Setting the scene…
Our team owns a collection of APIs which are responsible for managing restaurant information – data like their name, contact details, whether they’re currently open, etc. The clients of these APIs are mostly internal to JUST EAT. We’d recently seen that one of our write operations was behaving erratically when called in high load scenarios; causing high CPU usage on the EC2 instance hosting it, unacceptably long response times and generally being a bad citizen in our AWS ecosystem. A knock-on effect was other requests being received by the same instance were being queued with response times being negatively impacted. The operation looked like this:
From profiling, it was obvious that this was a database-constrained task, so we first had a look at optimising the underlying SQL. Some simple changes allowed us to reduce the workload here; batching multiple updates into a single ‘UPDATE WHERE IN’, for example. This bought us a little bit of headroom, but didn’t fix the underlying problem, which is that the operation is SQL-heavy and can receive large amounts of traffic in a very short time under load.
On top of this, we had a new requirement to send an SMS notification as part of the workflow (hey, Twilio!). No matter how much we tuned the SQL/data side of things, there was no way to add that into the mix and still keep the response times of the operation in the handfuls-of-milliseconds that we like. Ultimately, it was clear that this current state of things wasn’t going to meet our needs going forward. What to do with a troublesome, long-running request like this?
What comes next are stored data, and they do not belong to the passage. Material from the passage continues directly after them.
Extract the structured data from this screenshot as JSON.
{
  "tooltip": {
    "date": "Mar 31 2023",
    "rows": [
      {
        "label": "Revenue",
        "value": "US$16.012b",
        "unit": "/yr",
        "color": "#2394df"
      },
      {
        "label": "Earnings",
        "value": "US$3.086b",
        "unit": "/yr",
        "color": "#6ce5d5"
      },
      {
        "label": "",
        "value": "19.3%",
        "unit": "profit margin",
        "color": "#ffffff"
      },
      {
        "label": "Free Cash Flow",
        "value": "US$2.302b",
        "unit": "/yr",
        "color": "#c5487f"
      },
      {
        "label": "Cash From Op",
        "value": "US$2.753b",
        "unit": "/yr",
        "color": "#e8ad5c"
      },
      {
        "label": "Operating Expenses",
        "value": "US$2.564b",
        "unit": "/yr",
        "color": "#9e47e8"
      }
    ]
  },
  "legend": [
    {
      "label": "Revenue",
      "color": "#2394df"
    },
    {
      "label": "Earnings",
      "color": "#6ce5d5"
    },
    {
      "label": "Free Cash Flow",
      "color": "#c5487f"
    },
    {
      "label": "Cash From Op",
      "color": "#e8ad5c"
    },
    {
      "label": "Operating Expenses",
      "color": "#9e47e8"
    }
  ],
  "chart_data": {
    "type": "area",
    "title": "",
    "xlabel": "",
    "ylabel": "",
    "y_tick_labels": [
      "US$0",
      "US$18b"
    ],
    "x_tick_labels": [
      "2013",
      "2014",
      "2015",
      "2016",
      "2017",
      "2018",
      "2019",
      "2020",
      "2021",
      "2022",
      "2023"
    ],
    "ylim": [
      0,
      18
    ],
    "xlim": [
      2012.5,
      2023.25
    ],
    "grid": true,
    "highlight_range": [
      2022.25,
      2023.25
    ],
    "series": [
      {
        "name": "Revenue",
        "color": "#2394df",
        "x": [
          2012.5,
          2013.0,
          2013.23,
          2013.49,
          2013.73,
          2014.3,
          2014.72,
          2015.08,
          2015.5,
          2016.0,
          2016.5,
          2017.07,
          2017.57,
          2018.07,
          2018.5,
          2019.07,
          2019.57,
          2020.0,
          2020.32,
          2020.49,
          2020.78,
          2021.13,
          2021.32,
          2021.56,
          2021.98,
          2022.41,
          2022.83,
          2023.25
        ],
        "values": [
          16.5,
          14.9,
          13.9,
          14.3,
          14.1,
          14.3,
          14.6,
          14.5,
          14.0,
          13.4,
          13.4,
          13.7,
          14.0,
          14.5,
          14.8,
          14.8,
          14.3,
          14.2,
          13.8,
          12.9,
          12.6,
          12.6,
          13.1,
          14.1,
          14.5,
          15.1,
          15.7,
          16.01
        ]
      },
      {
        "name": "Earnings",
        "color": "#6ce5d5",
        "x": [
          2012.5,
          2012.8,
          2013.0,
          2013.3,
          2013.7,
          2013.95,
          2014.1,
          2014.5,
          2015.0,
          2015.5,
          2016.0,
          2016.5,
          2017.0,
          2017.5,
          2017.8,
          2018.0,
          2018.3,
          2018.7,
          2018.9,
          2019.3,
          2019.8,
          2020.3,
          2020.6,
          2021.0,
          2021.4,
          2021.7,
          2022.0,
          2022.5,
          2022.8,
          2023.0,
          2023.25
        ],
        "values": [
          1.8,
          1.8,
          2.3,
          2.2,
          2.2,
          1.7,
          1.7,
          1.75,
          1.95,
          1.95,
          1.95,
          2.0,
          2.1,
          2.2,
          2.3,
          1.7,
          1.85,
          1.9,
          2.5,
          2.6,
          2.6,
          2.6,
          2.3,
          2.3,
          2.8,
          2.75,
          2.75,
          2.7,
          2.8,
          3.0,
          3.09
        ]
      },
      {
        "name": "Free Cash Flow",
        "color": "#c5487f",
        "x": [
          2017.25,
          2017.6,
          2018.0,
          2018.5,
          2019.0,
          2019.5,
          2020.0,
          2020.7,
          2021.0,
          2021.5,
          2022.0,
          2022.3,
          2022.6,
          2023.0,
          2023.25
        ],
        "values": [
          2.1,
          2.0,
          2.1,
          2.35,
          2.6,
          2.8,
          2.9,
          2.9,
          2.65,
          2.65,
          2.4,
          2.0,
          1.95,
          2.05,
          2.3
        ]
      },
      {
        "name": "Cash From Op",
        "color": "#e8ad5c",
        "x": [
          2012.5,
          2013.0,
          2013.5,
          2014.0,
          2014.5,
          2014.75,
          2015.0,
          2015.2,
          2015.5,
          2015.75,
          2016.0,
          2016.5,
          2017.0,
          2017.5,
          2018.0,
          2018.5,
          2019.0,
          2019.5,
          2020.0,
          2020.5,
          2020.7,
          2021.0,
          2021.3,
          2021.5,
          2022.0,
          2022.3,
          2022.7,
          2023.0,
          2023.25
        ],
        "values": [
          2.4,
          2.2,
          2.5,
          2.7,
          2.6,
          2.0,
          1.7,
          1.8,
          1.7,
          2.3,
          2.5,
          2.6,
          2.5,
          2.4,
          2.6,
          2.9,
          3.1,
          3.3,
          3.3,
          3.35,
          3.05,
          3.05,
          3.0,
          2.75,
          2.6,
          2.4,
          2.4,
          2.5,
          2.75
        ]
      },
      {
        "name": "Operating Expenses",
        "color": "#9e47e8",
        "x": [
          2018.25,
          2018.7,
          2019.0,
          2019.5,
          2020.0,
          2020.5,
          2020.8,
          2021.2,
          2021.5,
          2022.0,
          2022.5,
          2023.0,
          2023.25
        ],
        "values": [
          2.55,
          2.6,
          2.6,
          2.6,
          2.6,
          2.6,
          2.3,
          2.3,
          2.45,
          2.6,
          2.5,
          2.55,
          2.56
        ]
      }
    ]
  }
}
A notable aspect of this particular API operation is that it doesn’t guarantee that the work is completed immediately; the consumers of the operation are happy that it completes within ‘a few seconds’. This gave us flexibility to process the work asynchronously, away from the API and to notify the consumer of our progress, but how? We decided to create a new component that would be solely responsible for processing these long-running tasks, a Worker. The API could outsource the task to the Worker, freeing it up to service other requests.
We’re big fans of messaging and event architectures here at JUST EAT, so this sounded like a job for a lightweight command/message bus and, luckily, that’s exactly what we have in the form for our own open source solution JustSaying. Using JustSaying, the API publishes a command which describes the task for consumption by the Worker. We’ve made some changes to JustSaying so that it can publish this command directly to Amazon SQS with the Worker subscribing directly to that same queue. So, here’s what our API looks like now:
As you can see the API itself no longer does any processing. Instead, it has two simple (and fast-running) calls:
- Add a command to a queue.
- Add an item to an Amazon DynamoDB table to record the state of that command (initially ‘Queued’).
Thanks to JustSaying, publishing the command is as simple as:
var command = new UpdateRestaurantStatusCommand
The response (202 – Accepted) includes an ID and a resource URL for tracking the task state (‘Queued’, ‘Succeeded’, ‘Failed’, etc), using that DynamoDB table. At the other end of the queue, we have our new Worker component, responsible for processing those commands. We’ve implemented this as a Windows service hosted on an Amazon EC2 instance. Subscribing to the command, thanks to JustSaying, is as simple as:
And here’s what the Worker looks like internally:
This may look slightly more complex than our original all-in-one API solution, but actually offers a host of additional benefits.
- The queue stores the commands until the Worker is free to process them; if the Service stops working no work is lost.
- We have automatic retries thanks to JustSaying.
- Unprocessed commands are added to a Dead Letter Queue (thanks again, JustSaying).
- We can scale the Service independent of the API.
- It now doesn’t matter how long the work itself takes as the consumer of the API gets a sub 20ms response.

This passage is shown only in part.